There are two subspecies:
- A. a. assimilis – western Cuba.
- A. a. subniger – Isle of Youth. There is dispute concerning the status of this population as a subspecies.

==Description==
The red-shouldered blackbird closely resembles the more numerous and widespread red-winged blackbird (Agelaius phoeniceus), but in contrast to phoeniceus, assimilis males and females are closer in relative size, the female is all-black instead of brown-streaked, and paired birds are monogamous. Males are about 22 cm in length and weigh about 46 to 54 grams, while females are about 20 cm in length and 36 to 43 grams. Like male phoeniceus, male red-shouldered blackbirds have prominent red epaulets on their wings, fringed with yellow. Immature male birds have dull epaulets, and immature females have a brownish color.

==Distribution and habitat==
The red-shouldered blackbird is sedentary, entirely confined to a few marshy areas on western parts of Cuba and the Isla de la Juventud. The similar red-winged blackbird's range extends to western Cuba.

== Behavior ==
The red-shouldered blackbird breeds only in the swamps of western Cuba and Island of Youth. They spend the whole year in the swamps. They do not leave them to find food in areas far from their nests as do other North American icterids that reproduce in marsh habitats. Unlike the red-winged blackbird, male and female red-shouldered blackbirds feed their chicks with the same frequency. Like the tawny-shouldered blackbird (Agelaius humeralis) —another bird of the Caribbean with a restricted distribution area—and unlike Agelaius phoeniceus —which inhabits much of continental North America—, it is a species of habit non-migratory and exhibit monogamous behavior during the reproductive season, in contrast to the polygynous behavior of the red-winged blackbird.

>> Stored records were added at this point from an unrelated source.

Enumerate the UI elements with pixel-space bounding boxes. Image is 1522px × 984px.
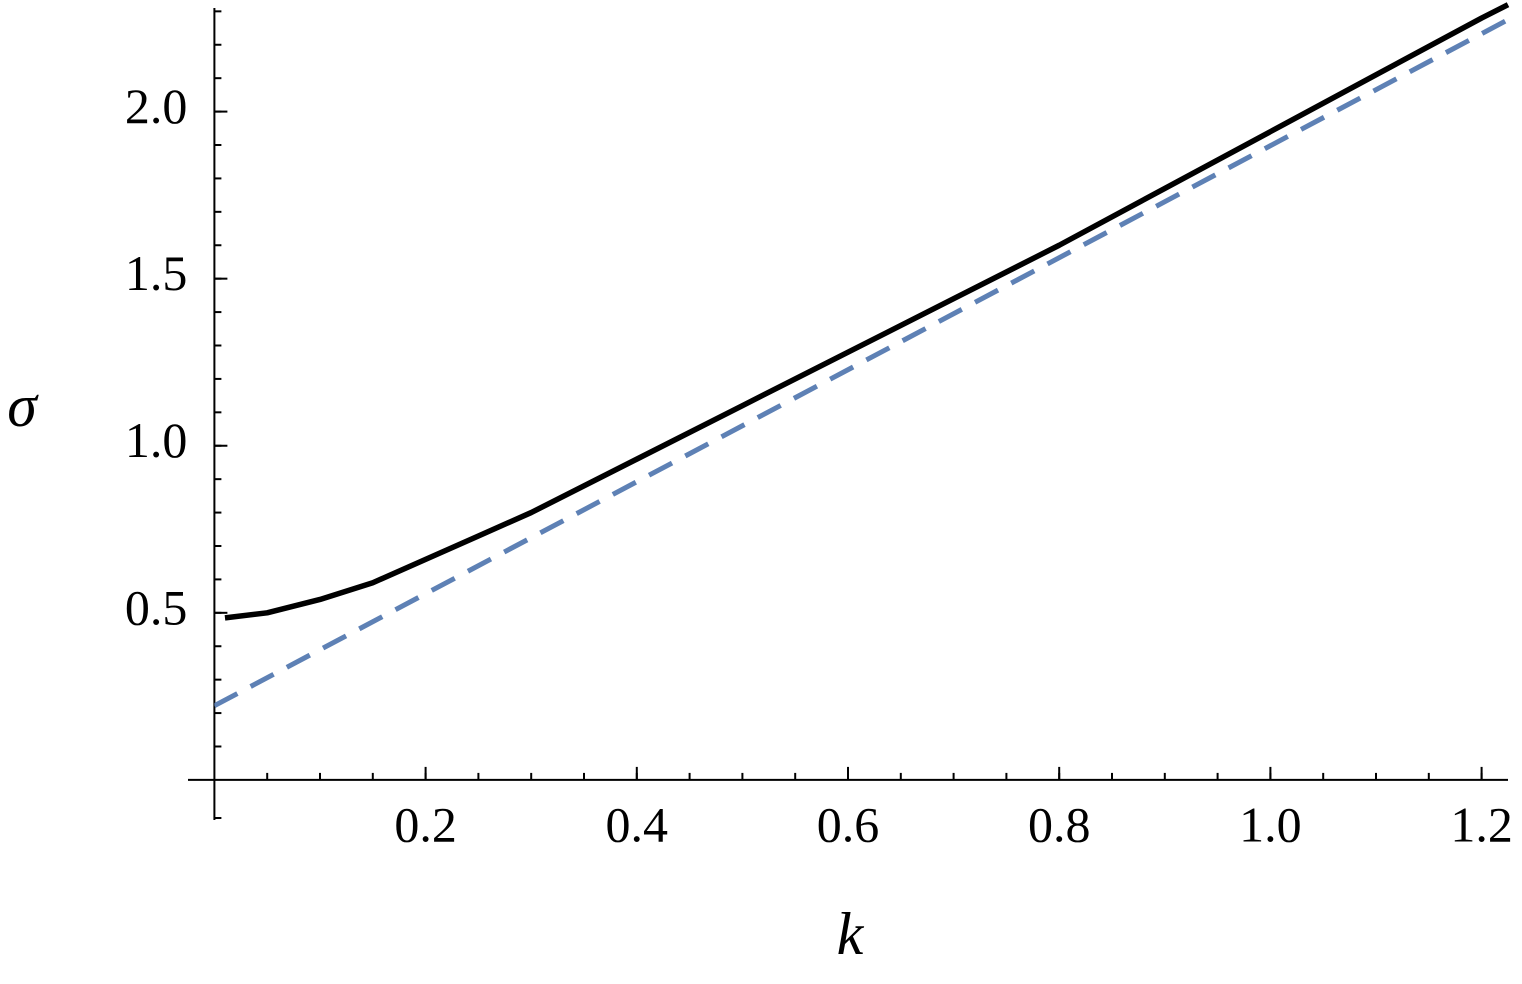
- y-axis-label: σ: [7, 373, 39, 439]
- y-tick-label: 2.0: [125, 78, 188, 134]
- line: [214, 17, 1510, 708]
- x-tick-label: 0.8: [1028, 796, 1091, 852]
- x-tick-label: 1.2: [1450, 796, 1513, 852]
- y-tick-label: 1.0: [125, 412, 188, 468]
- y-tick-label: 1.5: [125, 245, 188, 301]
- line: [224, 2, 1510, 621]
- x-tick-label: 0.6: [817, 796, 880, 852]
- x-axis-label: k: [837, 901, 865, 967]
- x-tick-label: 0.4: [606, 796, 669, 852]
- x-tick-label: 0.2: [394, 796, 457, 852]
- y-tick-label: 0.5: [125, 579, 188, 635]
- x-tick-label: 1.0: [1239, 796, 1302, 852]
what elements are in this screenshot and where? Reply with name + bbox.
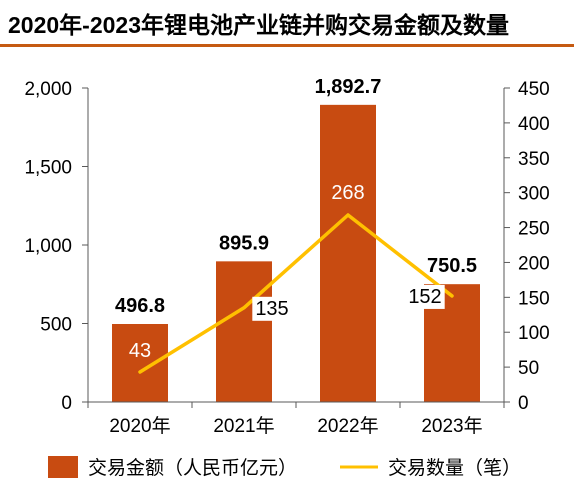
x-tick-label-2022: 2022年: [317, 415, 378, 437]
left-tick-label-1000: 1,000: [24, 236, 72, 257]
right-tick-label-400: 400: [518, 114, 550, 135]
line-series: [138, 213, 454, 374]
bar-2020: [112, 324, 168, 402]
right-tick-label-150: 150: [518, 288, 550, 309]
count-line: [138, 213, 454, 374]
legend: 交易金额（人民币亿元） 交易数量（笔）: [48, 456, 521, 479]
x-tick-label-2023: 2023年: [421, 415, 482, 437]
bar-2022: [320, 104, 376, 402]
legend-item-count: 交易数量（笔）: [340, 457, 521, 479]
bar-label-2021: 895.9: [219, 232, 269, 254]
left-tick-label-0: 0: [61, 393, 72, 414]
right-axis-ticks: 0 50 100 150 200 250 300 350 400 450: [504, 79, 550, 414]
legend-swatch-amount: [48, 456, 78, 478]
left-tick-label-2000: 2,000: [24, 79, 72, 100]
left-tick-label-1500: 1,500: [24, 158, 72, 179]
line-point-label-2023: 152: [408, 286, 441, 308]
bar-label-2020: 496.8: [115, 295, 165, 317]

Red-shouldered blackbirds have been observed singing and feeding in pairs during the pre-nesting period. Songs are most common in intersexual interactions before the birds are in their breeding territories. In contrast to the red-winged blackbird, the red-shouldered blackbird sings relatively little, and aggressive interactions are rare when on their breeding grounds. In this species, the songs of the male and female are similar and can occur both alone and in duets. This differs from most dueting species, in which each sex has its own songs. The song of the male and female red-shouldered blackbird resembles that of the male red-winged blackbird. When they sing in duet, the male is perched above the female in most cases, and the pair usually face each other.

Flocking behavior of assimils is similar to that of phoeniceus. Like phoeniceus, assimilis breeds in marshy areas, eating insects, seeds and fruits. Breeding season extends from April-May to August.

==Status==
The IUCN has assessed the red-shouldered blackbird as being of Least Concern. It is common in specific areas of Cuba.